We went in, enjoyed some very good chips and salsa, chicken fajitas, etc. and had food left over to take home to one of the kiddos who loves Mexican food as much as we.
We ate, were full, and it neared time to go.
“I’m going to run to the restroom real quick,” I said, and I left my wallet on the table for her to pay if the waitress might happen to reappear while I was gone. When I was washing my hands in the restroom I looked in the mirror above the sink as I lathered and rinsed my hands. I had “helmet head.” My hair was board-straight and it was obvious I’d either been born with hair that looked like a stand-in for the 1980s hair band A Flock of Seagulls or I had indeed been in a motorcyle helmet for several hours. (Some might argue both; we have our own crosses to bear.)
We got home. I put up the bike. We were both really tired. We chatted for a bit.
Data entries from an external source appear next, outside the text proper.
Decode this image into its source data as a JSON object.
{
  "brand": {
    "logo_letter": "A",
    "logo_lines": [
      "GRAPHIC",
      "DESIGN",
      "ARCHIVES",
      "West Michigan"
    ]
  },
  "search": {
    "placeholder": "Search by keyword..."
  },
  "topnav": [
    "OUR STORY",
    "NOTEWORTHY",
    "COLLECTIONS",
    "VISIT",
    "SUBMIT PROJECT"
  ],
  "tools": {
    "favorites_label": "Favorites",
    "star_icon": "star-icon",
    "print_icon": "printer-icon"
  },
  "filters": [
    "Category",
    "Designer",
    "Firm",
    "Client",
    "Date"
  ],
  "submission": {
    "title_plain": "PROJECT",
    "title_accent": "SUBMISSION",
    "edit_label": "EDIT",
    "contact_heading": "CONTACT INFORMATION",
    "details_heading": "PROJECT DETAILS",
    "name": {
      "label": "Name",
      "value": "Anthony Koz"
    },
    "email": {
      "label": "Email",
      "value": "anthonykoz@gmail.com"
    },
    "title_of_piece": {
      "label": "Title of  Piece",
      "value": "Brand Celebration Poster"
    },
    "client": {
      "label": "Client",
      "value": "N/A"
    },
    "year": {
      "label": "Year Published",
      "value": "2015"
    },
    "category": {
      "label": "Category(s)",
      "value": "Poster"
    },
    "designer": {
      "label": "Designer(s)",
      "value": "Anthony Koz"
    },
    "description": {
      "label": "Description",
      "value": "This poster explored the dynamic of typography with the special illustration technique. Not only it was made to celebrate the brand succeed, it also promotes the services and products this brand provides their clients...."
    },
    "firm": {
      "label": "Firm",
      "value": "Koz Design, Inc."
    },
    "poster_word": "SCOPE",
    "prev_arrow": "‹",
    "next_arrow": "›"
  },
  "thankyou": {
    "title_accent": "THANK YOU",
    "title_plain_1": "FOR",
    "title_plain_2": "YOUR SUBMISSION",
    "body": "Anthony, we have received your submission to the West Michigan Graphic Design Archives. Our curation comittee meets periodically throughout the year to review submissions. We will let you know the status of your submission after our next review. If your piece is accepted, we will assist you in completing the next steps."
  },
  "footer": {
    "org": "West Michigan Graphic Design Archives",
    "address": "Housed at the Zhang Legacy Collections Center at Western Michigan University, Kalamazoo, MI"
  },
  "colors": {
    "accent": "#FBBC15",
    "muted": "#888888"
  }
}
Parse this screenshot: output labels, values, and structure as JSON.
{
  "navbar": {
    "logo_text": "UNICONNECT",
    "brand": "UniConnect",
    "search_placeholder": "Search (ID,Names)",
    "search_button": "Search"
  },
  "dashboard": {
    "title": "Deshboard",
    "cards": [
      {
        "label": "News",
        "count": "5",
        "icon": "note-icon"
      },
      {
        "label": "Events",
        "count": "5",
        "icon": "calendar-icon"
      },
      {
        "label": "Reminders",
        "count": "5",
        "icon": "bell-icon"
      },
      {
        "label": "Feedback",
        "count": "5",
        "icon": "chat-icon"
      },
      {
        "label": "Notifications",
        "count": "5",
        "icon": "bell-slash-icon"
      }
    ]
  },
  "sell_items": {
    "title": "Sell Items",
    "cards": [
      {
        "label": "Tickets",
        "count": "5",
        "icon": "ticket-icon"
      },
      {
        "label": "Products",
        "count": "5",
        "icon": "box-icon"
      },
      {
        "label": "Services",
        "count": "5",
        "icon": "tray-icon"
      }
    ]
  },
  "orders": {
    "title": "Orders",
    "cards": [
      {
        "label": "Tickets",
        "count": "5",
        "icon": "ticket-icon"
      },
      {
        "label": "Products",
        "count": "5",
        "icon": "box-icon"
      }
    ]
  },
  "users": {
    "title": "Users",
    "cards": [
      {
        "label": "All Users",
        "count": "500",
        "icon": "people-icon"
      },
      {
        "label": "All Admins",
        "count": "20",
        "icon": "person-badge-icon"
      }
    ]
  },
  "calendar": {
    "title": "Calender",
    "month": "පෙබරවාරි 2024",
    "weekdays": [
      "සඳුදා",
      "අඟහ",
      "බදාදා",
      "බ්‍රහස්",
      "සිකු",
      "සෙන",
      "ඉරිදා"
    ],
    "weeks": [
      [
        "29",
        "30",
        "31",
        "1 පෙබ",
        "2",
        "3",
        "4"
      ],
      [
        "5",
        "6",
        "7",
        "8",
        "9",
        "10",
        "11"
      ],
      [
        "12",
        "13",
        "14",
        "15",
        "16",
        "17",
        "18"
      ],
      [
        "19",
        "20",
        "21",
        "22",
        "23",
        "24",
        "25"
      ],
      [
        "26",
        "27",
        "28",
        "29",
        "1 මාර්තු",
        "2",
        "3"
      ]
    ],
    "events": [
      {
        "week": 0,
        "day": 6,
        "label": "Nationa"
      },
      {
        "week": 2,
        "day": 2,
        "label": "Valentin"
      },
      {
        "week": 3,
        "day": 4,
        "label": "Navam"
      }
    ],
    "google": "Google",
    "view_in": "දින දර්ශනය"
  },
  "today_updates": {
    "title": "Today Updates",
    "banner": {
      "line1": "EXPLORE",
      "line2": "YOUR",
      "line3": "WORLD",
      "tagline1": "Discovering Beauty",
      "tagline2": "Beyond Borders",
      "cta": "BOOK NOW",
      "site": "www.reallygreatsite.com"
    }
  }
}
I gave the leftovers to my boy who put the to-go box in the microwave and ate while still playing online games with some of his friends.
I played with my dogs, and knew I’d not be up late. I was worn out. And I had an early morning ahead. I had a drive back to my hub from which I work, several hours away from home.
When I got to said place today, I caught up on some reading, looked over some material for a course I’m co-teaching online, went to the track for some time in the sun (it was a beautiful day in the 80s here today), listened to my favorite history podcasts, listened to some tunes I’ve probably sung thousands of times (I’m sure Dickey Betts hates how I do air guitar and butcher his amazing guitar skills on “In Memory of Elizabeth Reed” and “Jessica” but so it goes), and watched a fellow soldier complete the “Murph” workout over by the pull-up bars, as he did air squats, pull-ups, and push-ups, and ran the regimen that is common for some soldiers to do in remembrance of Murphy.
And I reflected:
- My wife literally caught her reflection in order to fix her hair up before we entered the Mexican restaurant in the small mountain town.
- Several times during the motorcyle ride, I looked in my bike’s mirrors to reflect upon the road behind. I could see the hills we’d ascended and descended; I could see my bride behind me, and feel her legs straddling me as we gained more miles.
- When we crossed the lake in our neighborhood, I caught the reflection of the last hours of the gloaming on the water, and saw red and yellow and green canoes on the rippling water.
- When we got home and later that night lay down, I reflected on the blessing of my day, of the ways the clouds slid on the invisible winds, of the ways the air carried scents of grasses and hay and even chicken coops and pastures of cattle.
- I reflected upon my Sunday school class, upon those men and women who love the Lord, and whose lives demonstrate said commitment.
- I reflected upon my book of the week–a truly wonderful read by Doug Wilson entitled Mere Christendom–and of how I knew I’d finish it tonight, and wouldn’t go to bed at a decent hour like I should, and how 0400 would come early.
But they were as a whole encouraging reflections. They expanded the connotations of such a noun. And I hope they encouraged you, too, dear reader.